Various methods for encoding trees are known. N. Deo and P. Micikevicius, “Pfüfer-Like Codes for Labeled Trees”, Congressus Numerantium, 151, pp. 65-73, (2001) describe a method of encoding a tree by iteratively deleting the nodes of the tree. The original tree can be obtained by decoding the tree code. The same authors, in a paper titled “A New Encoding for Labeled Trees Employing a Stack and a Queue”, Bulletin of the Institute of Combinatorics and its Applications, 34, pp. 77-85, (2002) describe another tree encoding method using a stack and queue. This method of encoding additionally allows for the determination of the centre(s), radius, and diameter of a tree without having to explicitly construct the tree.
X. Wu et al., “A prime number labelling scheme for dynamic ordered XML trees” Proceedings of 20th ICDE'04, 2004 (ISBN 0 7695 2065 0), describe a scheme for labelling element nodes of trees using prime numbers, where the relationships between nodes can be determined by comparing the node labels. A global order of the nodes is captured by generating simultaneous congruence values from the prime number node labels.
A disadvantage with known tree encoding methods, however, is that they do not directly provide sufficient information regarding the tree itself from the tree's tree code. A user is required to parse/browse the actual tree to obtain such information. A further disadvantage is in parsing/browsing an embodied tree to obtain information about the tree compared to being able to obtain the same information by performing computations on the tree code.
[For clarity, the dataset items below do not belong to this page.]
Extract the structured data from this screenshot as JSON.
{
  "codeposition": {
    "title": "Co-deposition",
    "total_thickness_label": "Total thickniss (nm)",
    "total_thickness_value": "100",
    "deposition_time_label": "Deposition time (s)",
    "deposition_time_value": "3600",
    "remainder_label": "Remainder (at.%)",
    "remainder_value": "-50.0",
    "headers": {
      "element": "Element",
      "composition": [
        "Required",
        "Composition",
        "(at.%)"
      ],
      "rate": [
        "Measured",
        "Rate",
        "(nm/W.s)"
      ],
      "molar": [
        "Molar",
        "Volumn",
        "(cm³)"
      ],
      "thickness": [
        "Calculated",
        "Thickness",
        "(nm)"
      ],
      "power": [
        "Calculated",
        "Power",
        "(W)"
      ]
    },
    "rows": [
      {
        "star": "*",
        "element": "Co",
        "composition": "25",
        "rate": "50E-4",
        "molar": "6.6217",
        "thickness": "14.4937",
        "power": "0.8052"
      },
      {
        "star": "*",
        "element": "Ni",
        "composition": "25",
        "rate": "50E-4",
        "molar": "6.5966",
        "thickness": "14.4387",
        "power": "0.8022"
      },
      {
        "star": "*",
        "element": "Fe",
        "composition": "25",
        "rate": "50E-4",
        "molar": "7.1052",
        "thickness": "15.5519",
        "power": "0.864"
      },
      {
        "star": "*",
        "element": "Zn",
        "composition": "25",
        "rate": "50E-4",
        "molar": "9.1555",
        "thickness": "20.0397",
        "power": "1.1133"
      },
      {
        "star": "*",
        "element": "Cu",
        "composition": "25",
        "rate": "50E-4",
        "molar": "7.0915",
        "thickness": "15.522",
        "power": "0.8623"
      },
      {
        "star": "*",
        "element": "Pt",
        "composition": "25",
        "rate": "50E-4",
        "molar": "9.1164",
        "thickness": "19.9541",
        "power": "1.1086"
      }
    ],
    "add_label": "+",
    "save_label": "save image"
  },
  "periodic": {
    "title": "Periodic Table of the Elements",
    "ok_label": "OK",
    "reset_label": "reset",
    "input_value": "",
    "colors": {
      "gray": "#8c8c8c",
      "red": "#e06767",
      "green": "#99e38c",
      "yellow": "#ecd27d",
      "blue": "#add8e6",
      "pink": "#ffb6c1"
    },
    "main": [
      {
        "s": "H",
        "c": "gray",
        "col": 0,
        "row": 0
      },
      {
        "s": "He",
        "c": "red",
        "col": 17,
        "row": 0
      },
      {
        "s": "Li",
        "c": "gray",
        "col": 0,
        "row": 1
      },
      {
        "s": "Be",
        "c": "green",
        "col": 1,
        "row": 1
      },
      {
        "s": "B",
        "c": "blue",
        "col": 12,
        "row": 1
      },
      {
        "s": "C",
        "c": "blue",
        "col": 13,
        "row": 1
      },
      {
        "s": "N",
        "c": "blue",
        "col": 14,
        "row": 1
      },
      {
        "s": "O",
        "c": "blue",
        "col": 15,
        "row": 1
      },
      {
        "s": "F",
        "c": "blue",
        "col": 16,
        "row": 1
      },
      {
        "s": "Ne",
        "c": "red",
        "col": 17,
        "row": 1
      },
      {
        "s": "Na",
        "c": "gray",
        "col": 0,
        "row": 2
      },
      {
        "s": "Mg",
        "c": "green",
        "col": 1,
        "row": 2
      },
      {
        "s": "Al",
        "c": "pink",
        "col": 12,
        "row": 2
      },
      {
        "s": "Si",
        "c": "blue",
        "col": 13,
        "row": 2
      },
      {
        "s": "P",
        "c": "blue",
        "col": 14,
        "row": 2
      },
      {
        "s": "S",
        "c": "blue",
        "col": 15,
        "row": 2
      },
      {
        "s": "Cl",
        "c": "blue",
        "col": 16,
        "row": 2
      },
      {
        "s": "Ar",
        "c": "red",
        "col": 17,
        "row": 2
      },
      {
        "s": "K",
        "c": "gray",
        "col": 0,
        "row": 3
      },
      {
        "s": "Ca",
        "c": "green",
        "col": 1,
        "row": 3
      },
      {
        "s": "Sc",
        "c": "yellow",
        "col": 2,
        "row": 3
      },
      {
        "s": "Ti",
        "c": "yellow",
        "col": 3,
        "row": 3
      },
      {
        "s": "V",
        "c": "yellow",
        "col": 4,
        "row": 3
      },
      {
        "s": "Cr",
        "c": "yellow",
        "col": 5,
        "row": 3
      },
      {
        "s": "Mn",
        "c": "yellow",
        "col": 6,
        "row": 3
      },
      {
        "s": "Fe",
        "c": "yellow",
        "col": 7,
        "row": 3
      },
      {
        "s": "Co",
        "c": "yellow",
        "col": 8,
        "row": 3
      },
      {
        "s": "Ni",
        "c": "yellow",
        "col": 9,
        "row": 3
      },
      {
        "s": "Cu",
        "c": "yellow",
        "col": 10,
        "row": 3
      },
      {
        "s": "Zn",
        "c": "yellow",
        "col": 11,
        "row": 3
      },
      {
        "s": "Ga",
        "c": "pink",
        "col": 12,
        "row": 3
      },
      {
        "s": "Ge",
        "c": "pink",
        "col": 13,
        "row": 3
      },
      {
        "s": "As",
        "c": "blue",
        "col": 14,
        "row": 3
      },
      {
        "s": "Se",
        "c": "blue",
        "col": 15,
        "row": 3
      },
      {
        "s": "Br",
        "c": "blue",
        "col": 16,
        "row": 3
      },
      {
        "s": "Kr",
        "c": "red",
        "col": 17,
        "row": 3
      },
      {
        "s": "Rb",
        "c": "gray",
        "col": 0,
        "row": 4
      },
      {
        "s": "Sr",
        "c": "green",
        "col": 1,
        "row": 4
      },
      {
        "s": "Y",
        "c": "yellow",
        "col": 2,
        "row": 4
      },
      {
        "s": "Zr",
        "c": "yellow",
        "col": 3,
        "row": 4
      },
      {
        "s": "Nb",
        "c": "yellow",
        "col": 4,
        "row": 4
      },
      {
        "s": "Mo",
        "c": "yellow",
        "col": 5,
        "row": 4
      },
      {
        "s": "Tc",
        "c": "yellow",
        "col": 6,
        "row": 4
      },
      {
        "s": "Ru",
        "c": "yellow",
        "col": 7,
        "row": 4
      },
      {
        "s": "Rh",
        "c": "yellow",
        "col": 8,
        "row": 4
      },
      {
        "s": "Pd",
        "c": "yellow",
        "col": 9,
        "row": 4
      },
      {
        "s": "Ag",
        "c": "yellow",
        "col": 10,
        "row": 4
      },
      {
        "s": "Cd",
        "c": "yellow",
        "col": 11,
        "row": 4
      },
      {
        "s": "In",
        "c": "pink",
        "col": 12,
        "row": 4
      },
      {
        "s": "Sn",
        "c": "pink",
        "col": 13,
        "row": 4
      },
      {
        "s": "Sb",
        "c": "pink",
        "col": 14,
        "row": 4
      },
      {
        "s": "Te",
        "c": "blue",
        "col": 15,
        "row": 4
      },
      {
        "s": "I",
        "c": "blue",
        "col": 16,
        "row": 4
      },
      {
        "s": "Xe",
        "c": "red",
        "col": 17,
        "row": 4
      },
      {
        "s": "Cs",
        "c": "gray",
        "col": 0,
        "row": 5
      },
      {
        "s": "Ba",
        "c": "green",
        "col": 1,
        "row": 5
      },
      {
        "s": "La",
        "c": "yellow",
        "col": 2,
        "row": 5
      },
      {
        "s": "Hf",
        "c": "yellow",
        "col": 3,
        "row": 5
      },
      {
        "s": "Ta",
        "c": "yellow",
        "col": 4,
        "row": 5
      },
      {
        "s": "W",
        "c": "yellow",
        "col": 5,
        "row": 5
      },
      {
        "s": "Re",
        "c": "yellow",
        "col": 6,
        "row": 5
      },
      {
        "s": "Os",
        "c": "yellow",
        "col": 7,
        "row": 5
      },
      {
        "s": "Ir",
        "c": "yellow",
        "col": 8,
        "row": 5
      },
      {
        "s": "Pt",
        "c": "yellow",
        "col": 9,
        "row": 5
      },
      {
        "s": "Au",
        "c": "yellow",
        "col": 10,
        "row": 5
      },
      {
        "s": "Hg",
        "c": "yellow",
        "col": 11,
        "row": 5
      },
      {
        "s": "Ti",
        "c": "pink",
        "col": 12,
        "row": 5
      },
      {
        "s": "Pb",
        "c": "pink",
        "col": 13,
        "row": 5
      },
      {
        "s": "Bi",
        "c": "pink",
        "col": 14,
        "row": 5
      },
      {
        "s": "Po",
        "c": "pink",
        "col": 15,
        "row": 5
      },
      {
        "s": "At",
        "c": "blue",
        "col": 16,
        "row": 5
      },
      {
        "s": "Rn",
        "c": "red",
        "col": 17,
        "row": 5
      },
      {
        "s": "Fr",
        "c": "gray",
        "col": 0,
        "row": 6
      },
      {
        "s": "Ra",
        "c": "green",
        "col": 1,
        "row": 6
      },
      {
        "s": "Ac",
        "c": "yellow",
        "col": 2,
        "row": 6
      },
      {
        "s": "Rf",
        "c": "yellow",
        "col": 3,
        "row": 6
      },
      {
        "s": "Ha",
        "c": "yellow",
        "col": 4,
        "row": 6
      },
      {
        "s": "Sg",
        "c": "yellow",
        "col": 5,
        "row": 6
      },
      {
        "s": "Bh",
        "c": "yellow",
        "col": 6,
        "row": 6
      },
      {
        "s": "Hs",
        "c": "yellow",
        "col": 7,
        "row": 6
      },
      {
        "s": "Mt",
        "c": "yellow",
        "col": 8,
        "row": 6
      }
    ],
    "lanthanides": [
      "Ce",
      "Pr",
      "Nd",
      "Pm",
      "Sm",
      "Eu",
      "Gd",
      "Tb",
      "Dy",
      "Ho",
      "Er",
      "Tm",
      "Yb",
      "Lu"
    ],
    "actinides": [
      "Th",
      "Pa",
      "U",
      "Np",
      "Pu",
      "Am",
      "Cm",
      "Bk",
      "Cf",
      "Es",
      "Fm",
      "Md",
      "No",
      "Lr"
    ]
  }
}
Namely, it is faster to perform computations on the tree code to obtain information about the tree, rather than to parse/browse the tree for the same. This is especially true if the tree (for example embodying XML data) is stored in an external storage device such as a file system that is read for each access. It is further easier to transfer a tree code to a remote location for processing, rather than to transfer an embodied tree like an XML document.
Moreover, trees are present in the field of software engineering in several embodiments such as, as XML data, object trees of object-oriented programming languages, and so forth. Each different tree embodiment requires a parsing implementation specific to the tree embodiment. parsing/browsing two different tree embodiments would therefore require the use of two different implementations since the method of parsing an XML tree would be different to that for parsing an object tree. Tree codes on the other hand may be used to represent all such heterogeneous embodiments with the same convention. A common set of computations can then be performed on tree codes representing the heterogeneous tree embodiments.